Cow-parsley is not, if one comes to look at it dispassionately, a particularly romantic word. It has a mildly melodious sound, admittedly, but its components are homely and not normally associated with lyrical moments or scenes of splendour. One part of it belongs to a bovine creature of great utility but no outstanding charm, the other to a culinary herb with which the least adventurous of cooks is familiar. It has occurred to me lately, nevertheless, that if I were in exile, there could be no word more likely to fill me with nostalgia by summoning up the characteristic scenes of the English countryside in spring. My part of England, at any rate, is at present half-submerged in great drifts of this white, lace-like blossom. Cow-parsley flows on either side of every lane, it sprouts from the base of every hedge, it forms airy cushions at the edge of every wood. It is also mostly taken for granted, because, I suppose, it is free and requires no gardener's labour to bring it to perfection. If it were to disappear, the month of May would have lost a part of its magical character. Cow-parsley can even have an improving effect upon so humdrum an undertaking as a journey by motor-car. It can be very pleasant to drive slowly along our local lanes just now; the banks of flowers sway past at eye-level and make a soft swishing sound by way of accompaniment to one's progress. There is a line in a poem by Louis MacNeice which recalls this small pleasure, in a nineteen-thirtyish way; he speaks of 'driving through tiny roads, the mudguards brushing the cow-parsley'; and although mudguards have long since vanished from the motorist's vocabulary, the agreeable experience he described is still freely available. It is more available to me than to most people, since I happen to live in a quiet lane which at the moment is flanked by prodigious crops of this delightful weed. There was an unfortunate moment a few years ago when, just as it was all coming into flower, some Prussian-minded zealot in the county council office sent us, all uninvited, a tank-like vehicle which reduced. the whole lot to a green mush inside half an hour. Presumably we were supposed to be grateful for this egregious piece of official, tidy-minded vandalism. Fortunately, as so often happens, the council's urge to improve us flagged thereafter, and we have been mercifully left in peace ever since.

The strips of land at the edges of our lanes are, in fact, providing a very varied and colourful flower show for us this spring. Beneath the umbelliferous froth of the cow-parsley (or Anthriscus sylvestris, if you prefer, or Queen Anne's Lace — but why should, it belong to that particular queen?) I have spotted a couple of dozen other species, all in flower, within the space of a few yards. They range from the tiny, delicate blue Germander Speedwell to the bright splashes of Red Campion. There also appears to be an unusually large number of the rather sinister, not to say downright indelicate, spikes of Arum maculatwn, which may well be (this is only a guess) those long purples' to which, we are informed in Hamlet, "liberal shepherds give a grosser name."

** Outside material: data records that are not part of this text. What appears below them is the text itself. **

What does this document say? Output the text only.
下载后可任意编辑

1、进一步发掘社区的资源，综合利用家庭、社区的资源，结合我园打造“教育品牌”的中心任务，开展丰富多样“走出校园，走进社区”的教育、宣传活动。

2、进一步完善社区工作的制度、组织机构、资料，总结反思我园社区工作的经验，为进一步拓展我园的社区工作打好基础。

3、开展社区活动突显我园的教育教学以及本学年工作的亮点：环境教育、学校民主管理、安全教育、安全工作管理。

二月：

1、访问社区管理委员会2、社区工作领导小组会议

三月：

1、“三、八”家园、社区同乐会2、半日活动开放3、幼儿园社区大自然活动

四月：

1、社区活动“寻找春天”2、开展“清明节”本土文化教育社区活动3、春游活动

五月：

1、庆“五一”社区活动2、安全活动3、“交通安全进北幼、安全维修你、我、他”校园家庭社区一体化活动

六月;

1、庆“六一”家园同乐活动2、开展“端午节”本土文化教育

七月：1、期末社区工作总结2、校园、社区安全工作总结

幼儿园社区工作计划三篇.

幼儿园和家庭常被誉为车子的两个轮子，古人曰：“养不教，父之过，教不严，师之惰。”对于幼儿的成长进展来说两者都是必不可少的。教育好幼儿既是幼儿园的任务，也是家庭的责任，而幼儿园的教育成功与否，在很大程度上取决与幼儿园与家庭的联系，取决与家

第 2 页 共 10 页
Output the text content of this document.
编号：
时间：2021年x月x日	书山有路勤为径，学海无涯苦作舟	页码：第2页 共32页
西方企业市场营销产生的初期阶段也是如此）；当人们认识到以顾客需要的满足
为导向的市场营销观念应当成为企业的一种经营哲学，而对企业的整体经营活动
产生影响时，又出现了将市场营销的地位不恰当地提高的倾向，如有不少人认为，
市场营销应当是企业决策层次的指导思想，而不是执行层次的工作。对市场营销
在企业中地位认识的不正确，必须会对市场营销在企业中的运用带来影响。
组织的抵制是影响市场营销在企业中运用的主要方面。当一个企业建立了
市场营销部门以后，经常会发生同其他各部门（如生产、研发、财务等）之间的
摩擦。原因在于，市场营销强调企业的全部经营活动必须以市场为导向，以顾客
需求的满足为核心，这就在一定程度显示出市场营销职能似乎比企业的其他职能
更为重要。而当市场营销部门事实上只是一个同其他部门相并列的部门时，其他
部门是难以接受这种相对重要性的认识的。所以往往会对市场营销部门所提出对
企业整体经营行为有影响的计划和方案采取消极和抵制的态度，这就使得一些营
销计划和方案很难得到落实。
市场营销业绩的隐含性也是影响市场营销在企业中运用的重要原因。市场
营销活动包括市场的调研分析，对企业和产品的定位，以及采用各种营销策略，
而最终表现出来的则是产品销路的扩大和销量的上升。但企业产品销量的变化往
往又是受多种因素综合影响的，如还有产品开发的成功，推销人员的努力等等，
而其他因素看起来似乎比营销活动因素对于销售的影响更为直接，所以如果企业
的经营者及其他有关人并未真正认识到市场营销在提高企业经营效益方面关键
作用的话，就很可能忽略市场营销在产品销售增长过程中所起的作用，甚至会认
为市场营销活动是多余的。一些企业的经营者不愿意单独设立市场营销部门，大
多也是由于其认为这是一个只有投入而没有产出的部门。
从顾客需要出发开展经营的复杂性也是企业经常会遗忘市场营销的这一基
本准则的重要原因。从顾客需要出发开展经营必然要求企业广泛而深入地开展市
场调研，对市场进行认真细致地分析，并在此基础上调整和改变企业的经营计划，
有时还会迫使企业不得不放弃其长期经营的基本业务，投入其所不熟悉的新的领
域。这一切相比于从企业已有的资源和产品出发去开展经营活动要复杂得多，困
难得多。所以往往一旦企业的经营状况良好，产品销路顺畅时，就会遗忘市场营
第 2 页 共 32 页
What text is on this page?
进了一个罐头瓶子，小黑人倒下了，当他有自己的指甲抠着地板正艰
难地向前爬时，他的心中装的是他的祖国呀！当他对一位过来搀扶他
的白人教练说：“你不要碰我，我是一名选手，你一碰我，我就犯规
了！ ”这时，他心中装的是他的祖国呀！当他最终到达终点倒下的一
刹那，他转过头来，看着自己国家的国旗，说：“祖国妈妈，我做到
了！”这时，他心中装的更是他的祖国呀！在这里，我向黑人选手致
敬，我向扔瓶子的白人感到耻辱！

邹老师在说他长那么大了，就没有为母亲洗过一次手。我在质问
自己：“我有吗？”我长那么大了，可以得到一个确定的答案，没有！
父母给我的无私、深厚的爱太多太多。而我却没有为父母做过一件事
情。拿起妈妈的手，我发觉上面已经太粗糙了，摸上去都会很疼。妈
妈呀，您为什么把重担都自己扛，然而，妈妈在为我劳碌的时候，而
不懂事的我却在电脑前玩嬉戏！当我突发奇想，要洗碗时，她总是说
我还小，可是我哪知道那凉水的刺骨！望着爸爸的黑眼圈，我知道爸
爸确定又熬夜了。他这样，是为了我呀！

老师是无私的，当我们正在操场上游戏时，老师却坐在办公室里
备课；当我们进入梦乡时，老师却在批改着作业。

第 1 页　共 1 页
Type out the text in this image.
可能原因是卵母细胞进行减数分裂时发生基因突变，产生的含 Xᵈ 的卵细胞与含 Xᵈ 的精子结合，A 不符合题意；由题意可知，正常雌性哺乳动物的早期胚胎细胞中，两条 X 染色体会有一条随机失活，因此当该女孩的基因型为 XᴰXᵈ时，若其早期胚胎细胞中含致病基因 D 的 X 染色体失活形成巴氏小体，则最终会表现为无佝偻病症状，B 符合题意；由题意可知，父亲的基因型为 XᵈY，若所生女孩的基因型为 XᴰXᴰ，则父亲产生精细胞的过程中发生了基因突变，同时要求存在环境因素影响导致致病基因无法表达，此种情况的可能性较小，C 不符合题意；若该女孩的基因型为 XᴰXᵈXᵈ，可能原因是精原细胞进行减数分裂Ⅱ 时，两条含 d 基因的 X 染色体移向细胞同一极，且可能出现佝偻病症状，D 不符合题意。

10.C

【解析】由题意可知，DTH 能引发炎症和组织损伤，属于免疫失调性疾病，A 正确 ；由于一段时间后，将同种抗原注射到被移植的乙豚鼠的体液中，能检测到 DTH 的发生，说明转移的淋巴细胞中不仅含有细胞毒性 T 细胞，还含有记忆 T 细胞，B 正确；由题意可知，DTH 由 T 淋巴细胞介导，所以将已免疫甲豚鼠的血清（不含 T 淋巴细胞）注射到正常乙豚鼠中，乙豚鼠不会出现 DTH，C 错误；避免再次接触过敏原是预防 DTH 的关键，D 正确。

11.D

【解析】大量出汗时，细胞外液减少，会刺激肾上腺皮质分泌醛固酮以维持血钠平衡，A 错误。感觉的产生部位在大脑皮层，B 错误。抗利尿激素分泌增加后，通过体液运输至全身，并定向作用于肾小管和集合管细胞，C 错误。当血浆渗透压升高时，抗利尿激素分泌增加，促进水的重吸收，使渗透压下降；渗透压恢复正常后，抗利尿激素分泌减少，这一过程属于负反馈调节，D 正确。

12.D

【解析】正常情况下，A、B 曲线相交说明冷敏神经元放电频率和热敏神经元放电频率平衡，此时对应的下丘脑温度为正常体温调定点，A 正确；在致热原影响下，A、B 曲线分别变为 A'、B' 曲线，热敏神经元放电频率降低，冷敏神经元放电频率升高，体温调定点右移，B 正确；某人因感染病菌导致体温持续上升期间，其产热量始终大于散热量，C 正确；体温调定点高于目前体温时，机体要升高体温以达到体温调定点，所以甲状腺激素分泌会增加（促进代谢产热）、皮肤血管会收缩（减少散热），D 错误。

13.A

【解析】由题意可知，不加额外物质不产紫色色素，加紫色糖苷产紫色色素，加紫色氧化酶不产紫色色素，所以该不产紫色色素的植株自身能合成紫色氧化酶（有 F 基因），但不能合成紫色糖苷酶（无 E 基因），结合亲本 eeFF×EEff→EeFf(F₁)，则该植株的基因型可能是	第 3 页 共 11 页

I confess there have been moments when, surveying all this profusion from my own garden, I have wondered why we go to such labour to grow flowers when they seem to do so extraordinarily well without our intervention. Serious botanists, members of a category I do not claim to belong to, tell me that these roadside verges, when they are not poisoned or otherwise messed about by the county council, are of great value in providing a comfortable habitat for an enormous number of wild plants, many of which would otherwise be extremely rare. Even if one takes the view, as I incline to do, that their greater value rests simply in their looking the way they do at this time, it is pleasant to know that for once science and pleasure are in full alliance.